—Bueno. ¿Cuál es la sorpresa? ¿Es una bonita sorpresa?
—Son varias sorpresas.
—Pues dime una.
—No, entonces no sería una sorpresa.
Aparco y bajo del coche. Un marroquí o algo similar me sale al encuentro con la mano abierta. Se la cojo al vuelo y se la estrecho.
—Hola, jefe… —Se ríe divertido y exhibe una especie de dentadura estilo «¡Es que aquí los dentistas son muy caros!».
—Son dos euros.
—Por supuesto. Pero pagaré cuando vuelva. —Le aprieto un poco más fuerte la mano—. Así me aseguro de que encontraré el coche en perfectas condiciones, ¿verdad? Se paga después del servicio. —Me mira preocupado—. O sea, que tenlo vigilado, no quiero arañazos. ¿Está claro?

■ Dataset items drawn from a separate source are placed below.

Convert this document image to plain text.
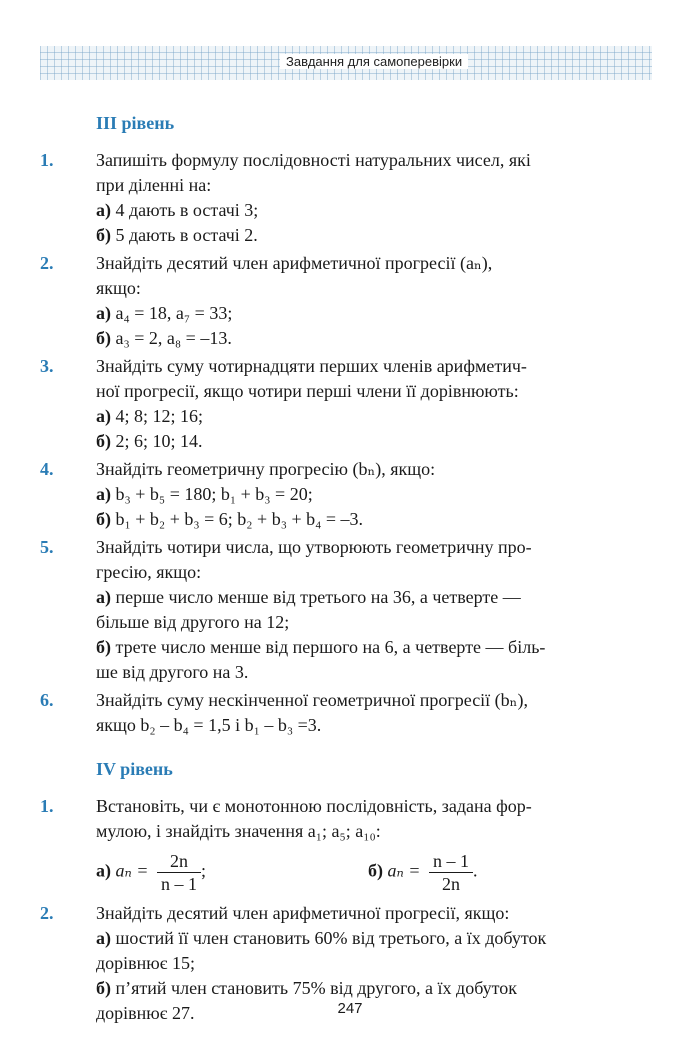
Завдання для самоперевірки
III рівень
1. Запишіть формулу послідовності натуральних чисел, які
при діленні на:
а) 4 дають в остачі 3;
б) 5 дають в остачі 2.
2. Знайдіть десятий член арифметичної прогресії (aₙ),
якщо:
а) a₄ = 18, a₇ = 33;
б) a₃ = 2, a₈ = –13.
3. Знайдіть суму чотирнадцяти перших членів арифметич-
ної прогресії, якщо чотири перші члени її дорівнюють:
а) 4; 8; 12; 16;
б) 2; 6; 10; 14.
4. Знайдіть геометричну прогресію (bₙ), якщо:
а) b₃ + b₅ = 180; b₁ + b₃ = 20;
б) b₁ + b₂ + b₃ = 6; b₂ + b₃ + b₄ = –3.
5. Знайдіть чотири числа, що утворюють геометричну про-
гресію, якщо:
а) перше число менше від третього на 36, а четверте —
більше від другого на 12;
б) трете число менше від першого на 6, а четверте — біль-
ше від другого на 3.
6. Знайдіть суму нескінченної геометричної прогресії (bₙ),
якщо b₂ – b₄ = 1,5 і b₁ – b₃ =3.
IV рівень
1. Встановіть, чи є монотонною послідовність, задана фор-
мулою, і знайдіть значення a₁; a₅; a₁₀:
а) $a_n = \frac{2n}{n - 1}$ ;	б) $a_n = \frac{n - 1}{2n}$ .
2. Знайдіть десятий член арифметичної прогресії, якщо:
а) шостий її член становить 60% від третього, а їх добуток
дорівнює 15;
б) п’ятий член становить 75% від другого, а їх добуток
дорівнює 27.	247
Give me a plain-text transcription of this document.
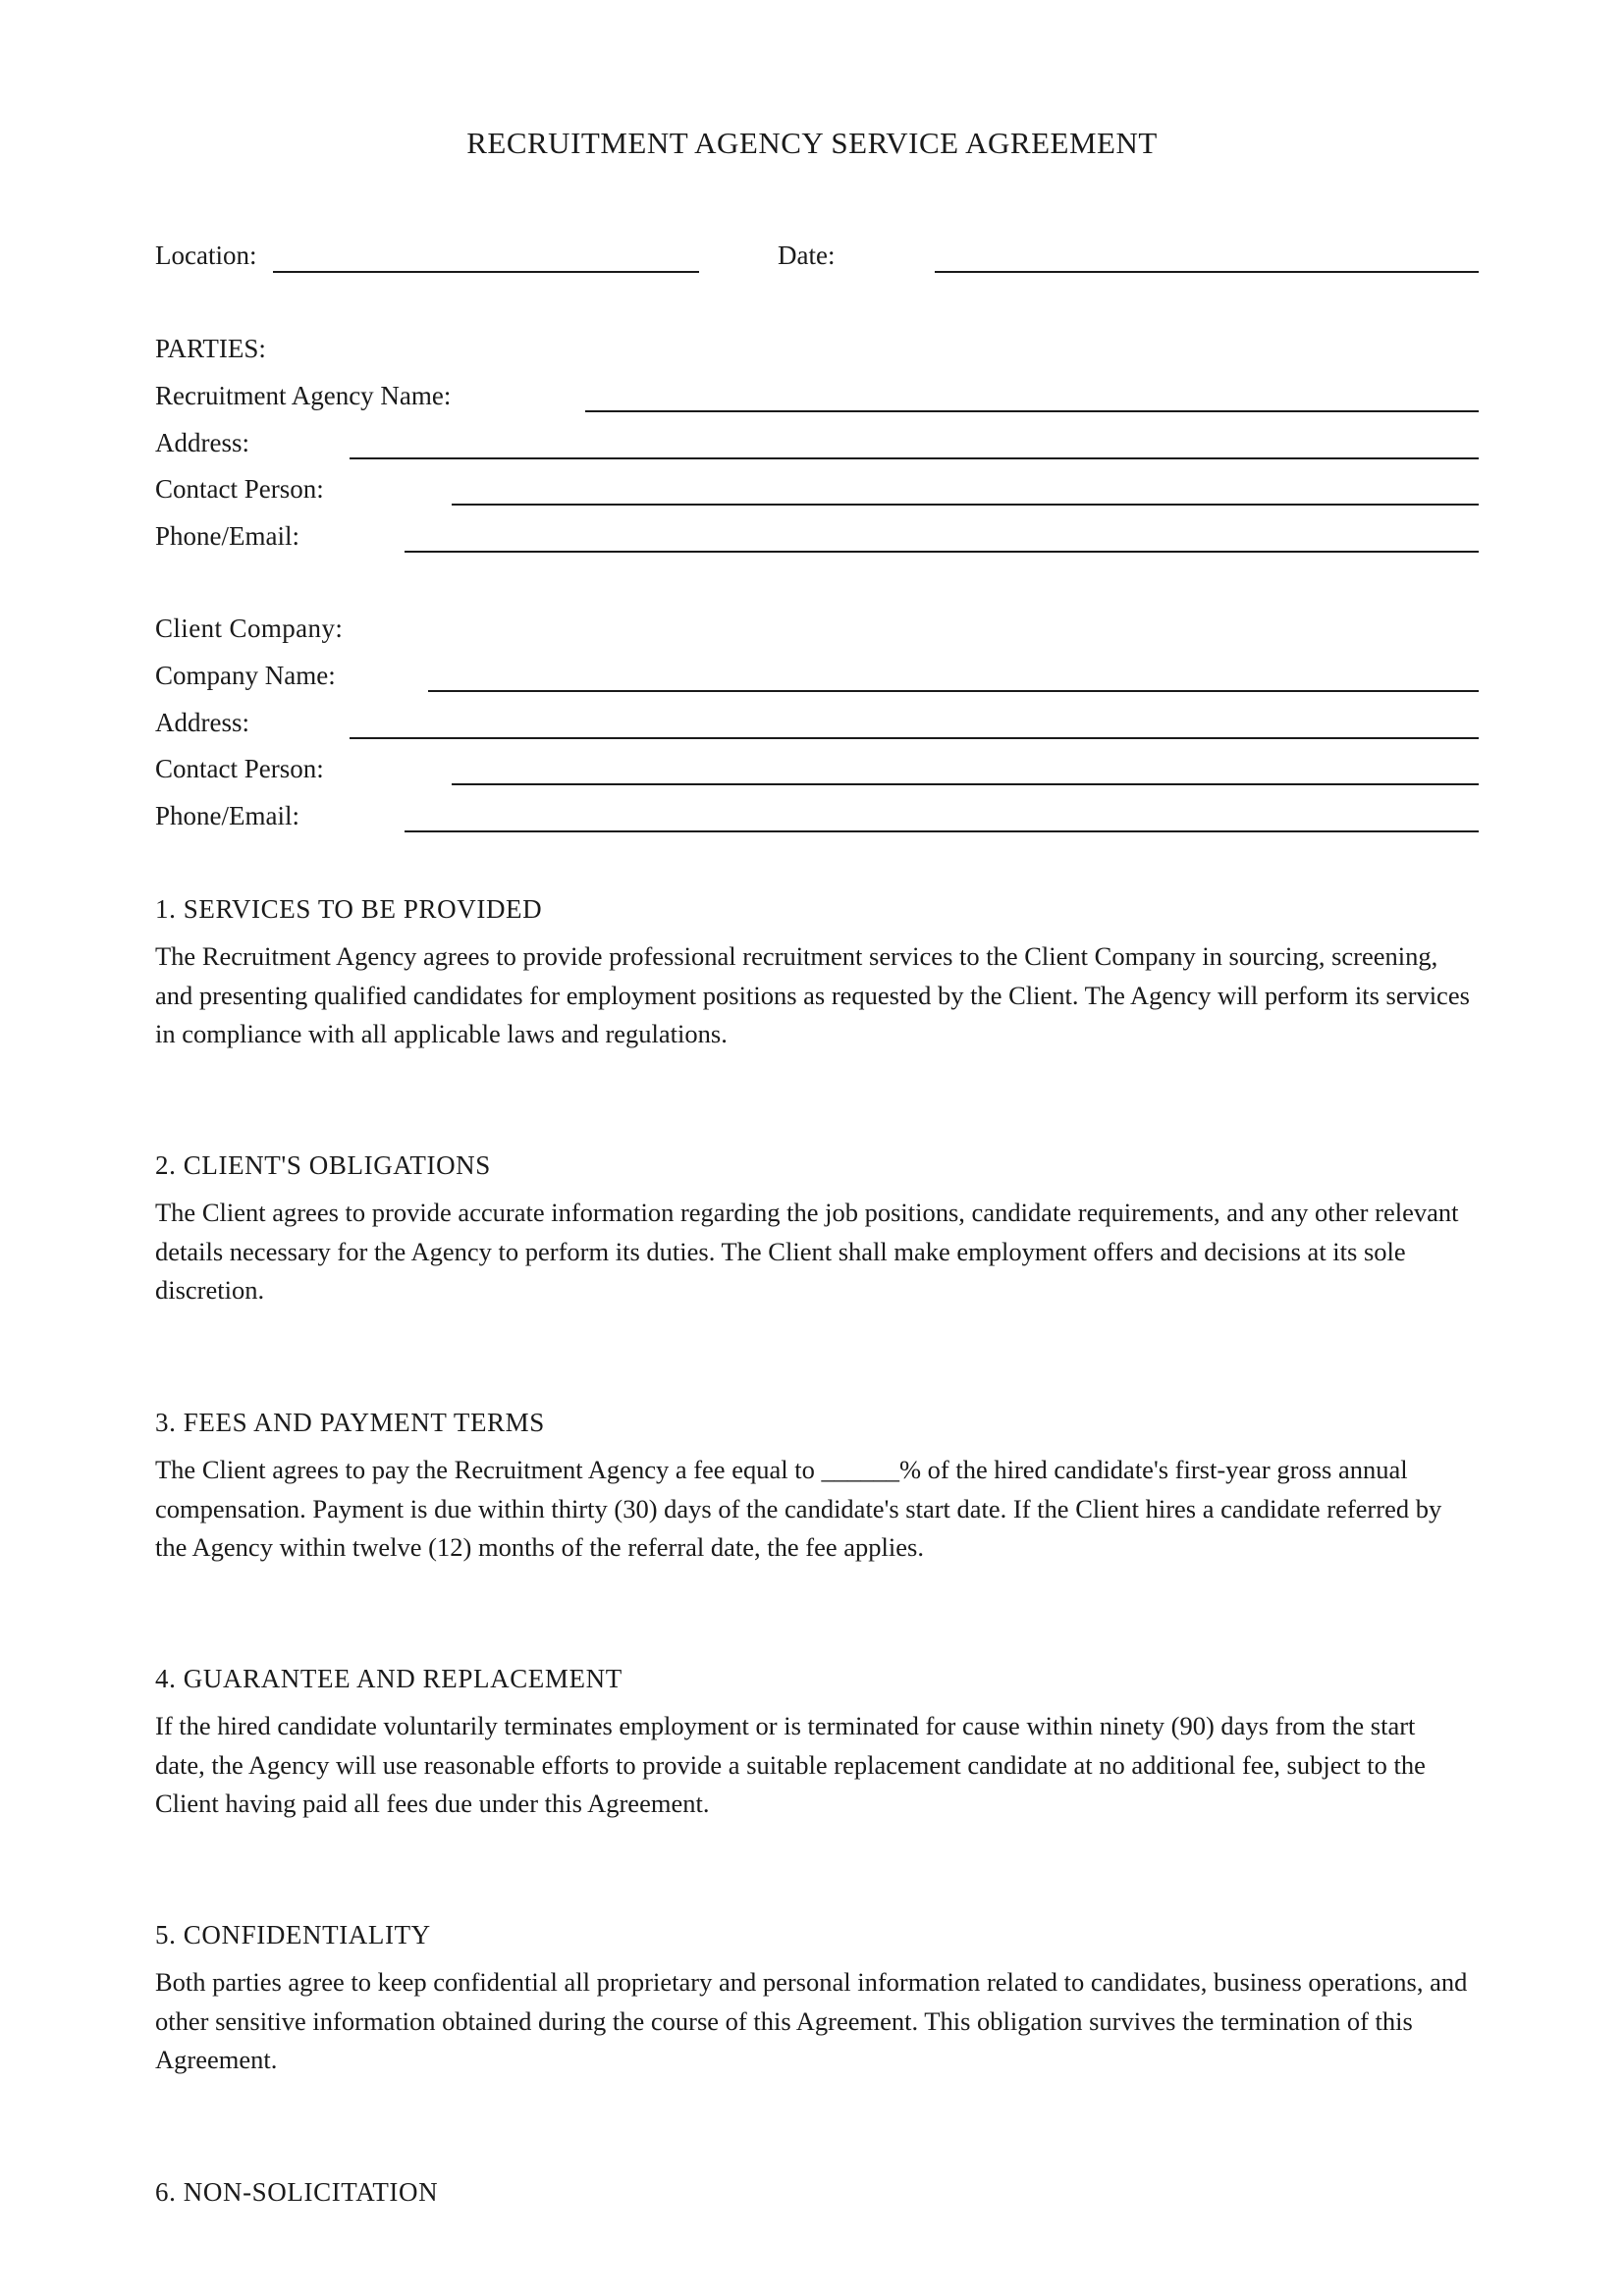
RECRUITMENT AGENCY SERVICE AGREEMENT
Location:	Date:
PARTIES:
Recruitment Agency Name:
Address:
Contact Person:
Phone/Email:
Client Company:
Company Name:
Address:
Contact Person:
Phone/Email:
1. SERVICES TO BE PROVIDED
The Recruitment Agency agrees to provide professional recruitment services to the Client Company in sourcing, screening, and presenting qualified candidates for employment positions as requested by the Client. The Agency will perform its services in compliance with all applicable laws and regulations.
2. CLIENT'S OBLIGATIONS
The Client agrees to provide accurate information regarding the job positions, candidate requirements, and any other relevant details necessary for the Agency to perform its duties. The Client shall make employment offers and decisions at its sole discretion.
3. FEES AND PAYMENT TERMS
The Client agrees to pay the Recruitment Agency a fee equal to ______% of the hired candidate's first-year gross annual compensation. Payment is due within thirty (30) days of the candidate's start date. If the Client hires a candidate referred by the Agency within twelve (12) months of the referral date, the fee applies.
4. GUARANTEE AND REPLACEMENT
If the hired candidate voluntarily terminates employment or is terminated for cause within ninety (90) days from the start date, the Agency will use reasonable efforts to provide a suitable replacement candidate at no additional fee, subject to the Client having paid all fees due under this Agreement.
5. CONFIDENTIALITY
Both parties agree to keep confidential all proprietary and personal information related to candidates, business operations, and other sensitive information obtained during the course of this Agreement. This obligation survives the termination of this Agreement.
6. NON-SOLICITATION
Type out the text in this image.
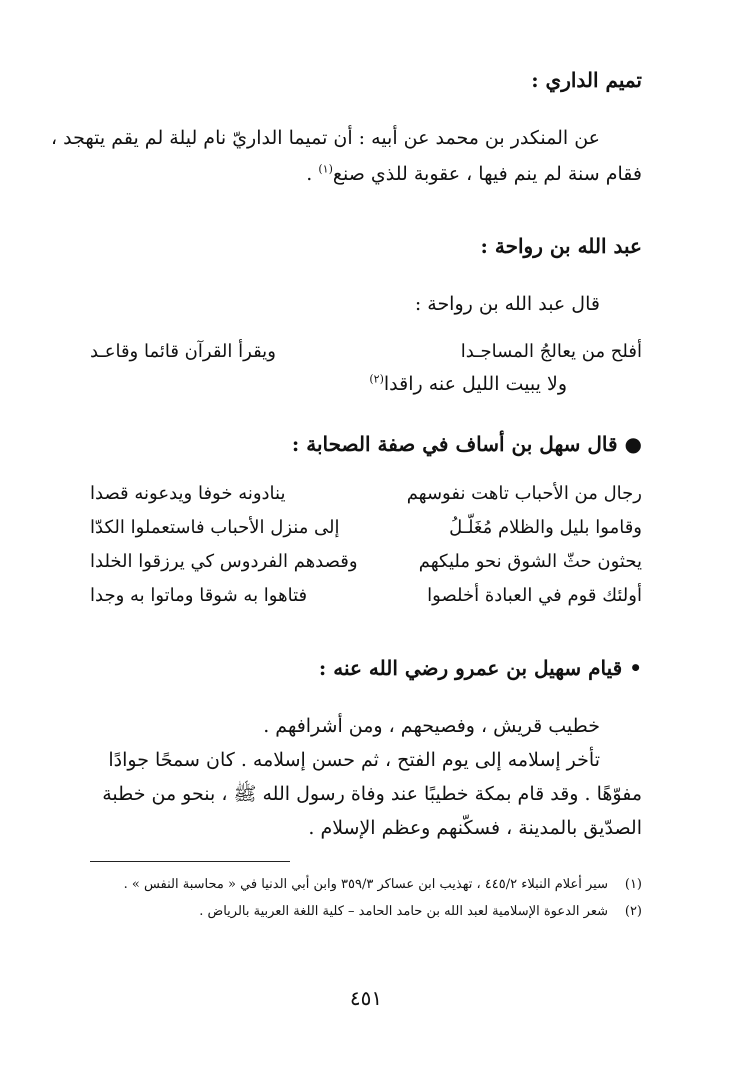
تميم الداري :
عن المنكدر بن محمد عن أبيه : أن تميما الداريّ نام ليلة لم يقم يتهجد ،
فقام سنة لم ينم فيها ، عقوبة للذي صنع$^{(١)}$ .
عبد الله بن رواحة :
قال عبد الله بن رواحة :
أفلح من يعالجُ المساجـدا
ويقرأ القرآن قائما وقاعـد
ولا يبيت الليل عنه راقدا$^{(٢)}$
● قال سهل بن أساف في صفة الصحابة :
رجال من الأحباب تاهت نفوسهم
ينادونه خوفا ويدعونه قصدا
وقاموا بليل والظلام مُغَلّـلُ
إلى منزل الأحباب فاستعملوا الكدّا
يحثون حثّ الشوق نحو مليكهم
وقصدهم الفردوس كي يرزقوا الخلدا
أولئك قوم في العبادة أخلصوا
فتاهوا به شوقا وماتوا به وجدا
• قيام سهيل بن عمرو رضي الله عنه :
خطيب قريش ، وفصيحهم ، ومن أشرافهم .
تأخر إسلامه إلى يوم الفتح ، ثم حسن إسلامه . كان سمحًا جوادًا
مفوّهًا . وقد قام بمكة خطيبًا عند وفاة رسول الله ﷺ ، بنحو من خطبة
الصدّيق بالمدينة ، فسكّنهم وعظم الإسلام .
(١)سير أعلام النبلاء ٤٤٥/٢ ، تهذيب ابن عساكر ٣٥٩/٣ وابن أبي الدنيا في « محاسبة النفس » .
(٢)شعر الدعوة الإسلامية لعبد الله بن حامد الحامد – كلية اللغة العربية بالرياض .
٤٥١
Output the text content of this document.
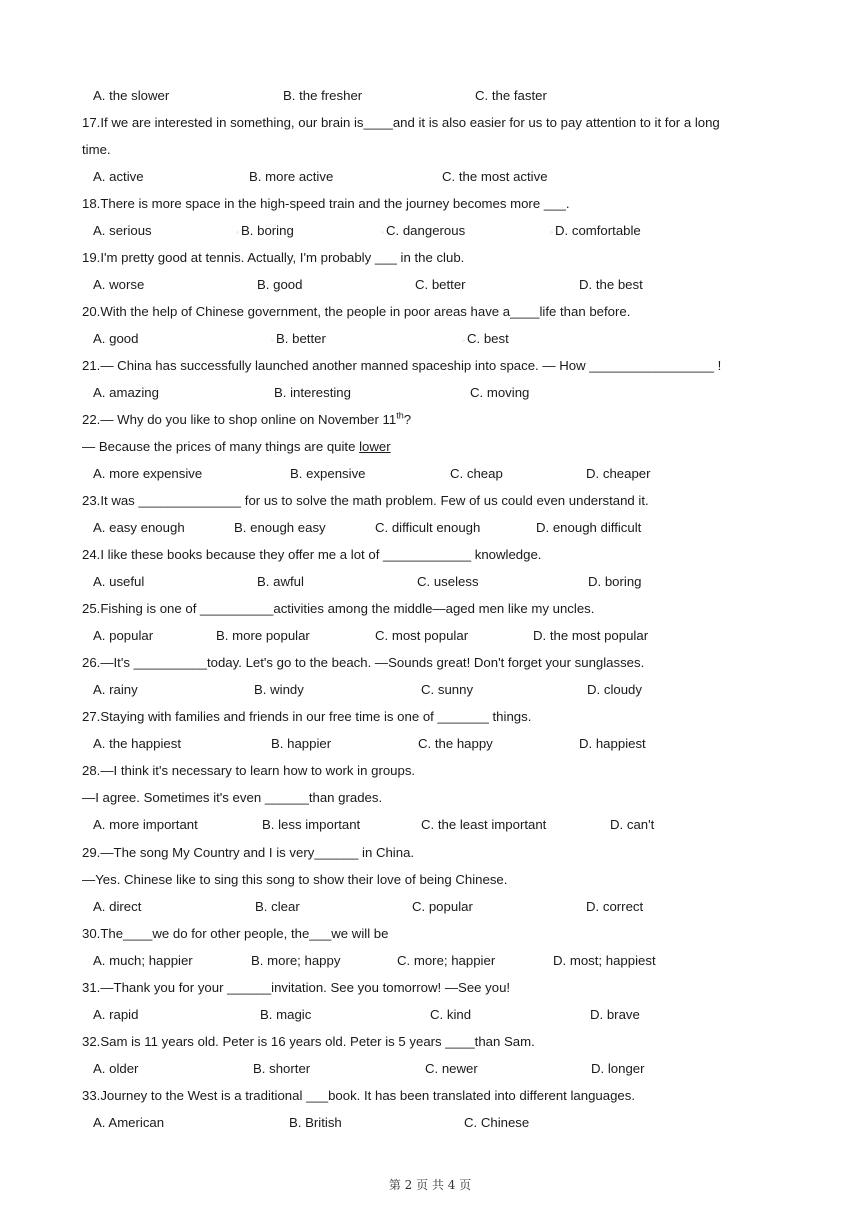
A. the slower	B. the fresher	C. the faster
17.If we are interested in something, our brain is____and it is also easier for us to pay attention to it for a long
time.
A. active	B. more active	C. the most active
18.There is more space in the high-speed train and the journey becomes more ___.
A. serious	◦ B. boring	◦ C. dangerous	◦ D. comfortable
19.I'm pretty good at tennis. Actually, I'm probably ___ in the club.
A. worse	B. good	C. better	D. the best
20.With the help of Chinese government, the people in poor areas have a____life than before.
A. good	◦ B. better	◦ C. best
21.— China has successfully launched another manned spaceship into space. — How _________________ !
A. amazing	B. interesting	C. moving
22.— Why do you like to shop online on November 11th?
— Because the prices of many things are quite lower
A. more expensive	B. expensive	C. cheap	D. cheaper
23.It was ______________ for us to solve the math problem. Few of us could even understand it.
A. easy enough	B. enough easy	C. difficult enough	D. enough difficult
24.I like these books because they offer me a lot of ____________ knowledge.
A. useful	B. awful	C. useless	D. boring
25.Fishing is one of __________activities among the middle—aged men like my uncles.
A. popular	B. more popular	C. most popular	D. the most popular
26.—It's __________today. Let's go to the beach. —Sounds great! Don't forget your sunglasses.
A. rainy	B. windy	C. sunny	D. cloudy
27.Staying with families and friends in our free time is one of _______ things.
A. the happiest	B. happier	C. the happy	D. happiest
28.—I think it's necessary to learn how to work in groups.
—I agree. Sometimes it's even ______than grades.
A. more important	B. less important	C. the least important	D. can't
29.—The song My Country and I is very______ in China.
—Yes. Chinese like to sing this song to show their love of being Chinese.
A. direct	B. clear	C. popular	D. correct
30.The____we do for other people, the___we will be
A. much; happier	B. more; happy	C. more; happier	D. most; happiest
31.—Thank you for your ______invitation. See you tomorrow! —See you!
A. rapid	B. magic	C. kind	D. brave
32.Sam is 11 years old. Peter is 16 years old. Peter is 5 years ____than Sam.
A. older	B. shorter	C. newer	D. longer
33.Journey to the West is a traditional ___book. It has been translated into different languages.
A. American	B. British	C. Chinese
第 2 页 共 4 页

—Pero yo después de las doce estoy…
—Volveremos antes.
Y me alejo.
—Entonces espero, ¿eh?
No contesto y miro a Gin.
—Tu hermano le tiene mucho cariño a este coche, ¿eh?
—Está obsesionado. En este momento está desesperado porque piensa que se lo han robado.
—¿Y no nos parará la policía y acabaremos en la cárcel?
—Me ha dado una noche para encontrarlo.
—¿Y después?
—Después pone la denuncia. Pero no te preocupes, ya se lo he encontrado, ¿no?
Gin se ríe y sacude la cabeza.
—Pobrecito, tu hermano, imagino la clase de cosas que le has hecho pasar.
Realmente él no lo sabe, pero lo he salvado de muchas situaciones.
Por un instante, pienso en mi madre. Me dan ganas de contarle… Pero ésa es nuestra noche, suya y mía. Y basta.
—¿En qué piensas?
—En que tengo hambre… ¡Ven!
Y me la llevo conmigo, cogiéndola de la mano. En Angel’s un aperitivo, un Martini helado para los dos, agitado, hielo y limón al estilo James Bond o algo parecido. Con el estómago vacío sienta de maravilla. Gin se ríe y me cuenta cosas. Historias del pasado, de amigas suyas y de Ele, de cómo se conocieron y las discusiones y los celos de la amiga. Yo la cojo de la mano, saludo a un tipo con pendiente que parece conocerme y después la llevo al baño.
—Oye, pero ¿qué pretendes hacer? No me parece el lugar más apropiado, ¿no?
—No, mira…
Le paso veinte céntimos o quizá cincuenta o tal vez un euro, acaso dos, ni siquiera lo miro. Le pongo la moneda en la mano. Pienso en el tipo del aparcamiento. En cuando vuelva y le diga que no tengo más monedas.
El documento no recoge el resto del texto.